- People are complaining on social media that their PayPal, Netflix, and Spotify accounts were hacked and blaming Houseparty.
- But Houseparty said it had seen no evidence of a breach and advised people not to reuse the same usernames and passwords across different accounts.
- Houseparty has exploded in popularity as people use the app to make group video calls during coronavirus lockdowns.
- Visit Business Insider’s homepage for more stories.
Houseparty users are complaining on social media that they’ve been hacked, reporting that their PayPal, Netflix, Spotify, and online-banking accounts were compromised.
Several tweets, including from verified users, include screenshots of what users say are compromised accounts from Spotify and other services. These users blamed Houseparty.
Houseparty has surged in popularity as a way of keeping in touch with friends and family during coronavirus restrictions around the world. The app — which offers group calling, quizzes, and games — launched in 2016 and was acquired by Epic Games in 2019. According to Apptopia data cited by VentureBeat, Houseparty’s downloads surged by 2,000% from mid-February to mid-March.
Asked by Business Insider whether Houseparty had any explanation for account compromises, a spokeswoman said, “We’ve found no evidence to suggest a link between Houseparty and the compromises of other unrelated accounts.”
The spokeswoman added that people shouldn’t use the same username or password across different accounts, a common security mistake.
“As a general rule, we suggest all users choose strong passwords when creating online accounts on any platform,” she said. “Use a unique password for each account, and use a password generator or password manager to keep track of passwords, rather than using passwords that are short and simple.”
There isn’t any evidence that Houseparty got hacked
There is little evidence that Houseparty has in fact been hacked. It isn’t clear how users concluded that Houseparty was the reason their other accounts were compromised, except that it may be the newest service they’ve signed up for.

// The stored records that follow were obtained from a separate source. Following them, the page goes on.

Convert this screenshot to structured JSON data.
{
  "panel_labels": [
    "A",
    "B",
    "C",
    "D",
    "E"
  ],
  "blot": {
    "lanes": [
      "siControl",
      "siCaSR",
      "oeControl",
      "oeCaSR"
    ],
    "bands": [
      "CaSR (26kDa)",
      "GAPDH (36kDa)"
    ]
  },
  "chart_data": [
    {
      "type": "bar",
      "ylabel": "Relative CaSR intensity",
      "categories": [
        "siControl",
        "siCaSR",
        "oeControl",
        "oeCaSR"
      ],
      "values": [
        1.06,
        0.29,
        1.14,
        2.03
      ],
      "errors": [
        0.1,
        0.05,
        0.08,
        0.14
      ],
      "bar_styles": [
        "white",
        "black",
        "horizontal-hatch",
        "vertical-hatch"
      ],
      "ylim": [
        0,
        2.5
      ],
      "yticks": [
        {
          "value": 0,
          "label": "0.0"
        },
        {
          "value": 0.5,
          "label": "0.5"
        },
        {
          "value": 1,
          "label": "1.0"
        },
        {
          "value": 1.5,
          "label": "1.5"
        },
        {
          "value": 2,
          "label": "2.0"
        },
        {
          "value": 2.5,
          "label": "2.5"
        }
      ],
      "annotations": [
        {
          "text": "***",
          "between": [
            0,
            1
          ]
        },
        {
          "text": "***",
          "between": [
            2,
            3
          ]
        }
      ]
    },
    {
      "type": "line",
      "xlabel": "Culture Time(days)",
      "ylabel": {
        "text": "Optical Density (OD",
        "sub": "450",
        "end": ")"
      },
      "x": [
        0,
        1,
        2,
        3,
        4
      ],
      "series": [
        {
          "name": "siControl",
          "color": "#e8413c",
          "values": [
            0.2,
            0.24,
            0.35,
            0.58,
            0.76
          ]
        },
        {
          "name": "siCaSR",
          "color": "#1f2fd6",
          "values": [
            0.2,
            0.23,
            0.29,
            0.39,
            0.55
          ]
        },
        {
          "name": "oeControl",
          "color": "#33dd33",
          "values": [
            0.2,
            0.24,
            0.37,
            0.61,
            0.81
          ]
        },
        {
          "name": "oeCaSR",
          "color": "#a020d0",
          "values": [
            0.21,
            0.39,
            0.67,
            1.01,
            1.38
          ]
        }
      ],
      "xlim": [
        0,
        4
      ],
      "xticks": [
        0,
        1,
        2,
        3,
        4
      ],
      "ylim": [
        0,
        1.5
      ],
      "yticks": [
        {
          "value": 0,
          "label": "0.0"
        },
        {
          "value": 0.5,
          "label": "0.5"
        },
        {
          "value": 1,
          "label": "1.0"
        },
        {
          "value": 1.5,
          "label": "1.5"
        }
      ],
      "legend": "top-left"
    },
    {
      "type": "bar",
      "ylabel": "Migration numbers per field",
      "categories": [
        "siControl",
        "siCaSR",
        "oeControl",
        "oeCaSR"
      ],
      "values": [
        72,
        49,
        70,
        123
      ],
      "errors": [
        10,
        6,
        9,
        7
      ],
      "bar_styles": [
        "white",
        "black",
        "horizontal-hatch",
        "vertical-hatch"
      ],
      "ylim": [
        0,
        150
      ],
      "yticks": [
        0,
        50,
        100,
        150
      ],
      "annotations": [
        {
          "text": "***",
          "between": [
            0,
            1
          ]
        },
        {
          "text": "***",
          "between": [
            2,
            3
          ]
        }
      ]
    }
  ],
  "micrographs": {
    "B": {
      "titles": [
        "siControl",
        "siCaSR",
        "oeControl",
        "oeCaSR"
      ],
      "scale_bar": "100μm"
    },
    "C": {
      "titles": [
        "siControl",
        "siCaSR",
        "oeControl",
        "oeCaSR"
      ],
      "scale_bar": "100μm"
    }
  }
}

What’s more likely is that people are reusing credentials and passwords across different accounts. When those details are compromised and leaked or sold, hackers often try entering them across multiple services in what’s known as a “credential stuffing” attack.
Netflix and Spotify are among the top services targeted by hackers globally. Spotify has never acknowledged a breach, but it did reset some people’s passwords in May, hinting at a credential-stuffing attempt.
Spotify and Netflix did not immediately respond to Business Insider’s requests for comment.